The source of this increase in taxes has its roots in the progressive tax-rate structure in income-tax laws, that is, a higher income pays a higher rate of tax. In such a context income averaging is advantageous to the taxpayer. E.g. two persons, one making $80,000 and the other making $20,000 in a particular year, will pay a larger combined tax than they would if both had an income of $50,000 in the same year.

Married couples normally combine their income which, when the spouses' monetary incomes are disparate, affords them the advantage of this income averaging. To compensate for this somewhat, the U.S. income tax law provides for somewhat higher tax rates on that averaged income (married couples pay more than twice the tax of a single person making half of the income) for the "married filing jointly" taxpayer class. So although couples with disparate incomes (which is the case for a stay-at-home spouse married to a "breadwinner") will gain a tax advantage from the income averaging, married couples having roughly equal personal incomes gain nothing from such income averaging yet remain subject to the higher tax bracket (for "married filing jointly") and thus pay more total tax than they would as two single persons.
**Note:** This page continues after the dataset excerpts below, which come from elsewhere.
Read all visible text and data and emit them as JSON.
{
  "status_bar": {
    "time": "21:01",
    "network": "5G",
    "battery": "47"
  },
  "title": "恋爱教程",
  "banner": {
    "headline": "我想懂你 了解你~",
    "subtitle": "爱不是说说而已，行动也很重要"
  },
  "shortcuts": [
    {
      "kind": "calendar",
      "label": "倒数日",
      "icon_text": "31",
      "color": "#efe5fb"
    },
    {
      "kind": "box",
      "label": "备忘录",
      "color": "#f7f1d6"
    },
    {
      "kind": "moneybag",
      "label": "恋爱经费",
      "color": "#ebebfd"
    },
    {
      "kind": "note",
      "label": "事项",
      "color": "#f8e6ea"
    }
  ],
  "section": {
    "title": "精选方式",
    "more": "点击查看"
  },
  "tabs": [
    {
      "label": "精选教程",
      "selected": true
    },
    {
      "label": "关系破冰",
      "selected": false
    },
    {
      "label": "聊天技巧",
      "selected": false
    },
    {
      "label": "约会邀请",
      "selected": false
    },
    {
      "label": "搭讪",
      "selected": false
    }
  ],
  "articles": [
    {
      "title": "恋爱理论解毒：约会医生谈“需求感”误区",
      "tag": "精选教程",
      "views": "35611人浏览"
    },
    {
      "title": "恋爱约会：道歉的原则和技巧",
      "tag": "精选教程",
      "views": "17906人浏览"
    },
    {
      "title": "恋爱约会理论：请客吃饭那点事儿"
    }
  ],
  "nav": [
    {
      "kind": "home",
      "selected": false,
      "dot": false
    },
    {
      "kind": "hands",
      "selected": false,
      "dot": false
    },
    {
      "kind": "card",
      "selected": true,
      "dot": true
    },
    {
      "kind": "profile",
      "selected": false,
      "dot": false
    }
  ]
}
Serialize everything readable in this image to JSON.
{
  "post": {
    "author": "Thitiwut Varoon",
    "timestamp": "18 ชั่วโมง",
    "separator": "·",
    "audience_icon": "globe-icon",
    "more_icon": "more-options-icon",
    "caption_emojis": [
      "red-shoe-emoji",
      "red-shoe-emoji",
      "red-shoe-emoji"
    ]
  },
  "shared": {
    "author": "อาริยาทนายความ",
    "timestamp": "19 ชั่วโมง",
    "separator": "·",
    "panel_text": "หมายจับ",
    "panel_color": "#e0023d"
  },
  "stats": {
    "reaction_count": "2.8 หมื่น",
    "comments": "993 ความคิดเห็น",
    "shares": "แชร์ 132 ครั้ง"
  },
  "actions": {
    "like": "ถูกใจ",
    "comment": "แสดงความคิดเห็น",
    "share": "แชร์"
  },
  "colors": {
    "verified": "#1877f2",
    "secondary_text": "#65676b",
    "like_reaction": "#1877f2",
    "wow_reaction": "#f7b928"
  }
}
Occasionally, this "marriage penalty" has become a campaign issue for various candidates and there have been piecemeal laws enacted to reduce it, none completely successfully.[citation needed]

  • This so-called marriage penalty showed up in 1969, when Congress tried to equalize what was then an unfair advantage couples held over single taxpayers. [1]
  • Several years ago, forty-two percent of married taxpayers paid more because they were filing jointly than they would have if they remained single, according to a 1996 Congressional Budget Office analysis. The average penalty was a significant $1,380. [2] Several pieces of legislation have been passed since the late nineties to do away with these penalties. However, through passing those pieces of legislation, the tax system is now such that many couples will experience a marriage benefit.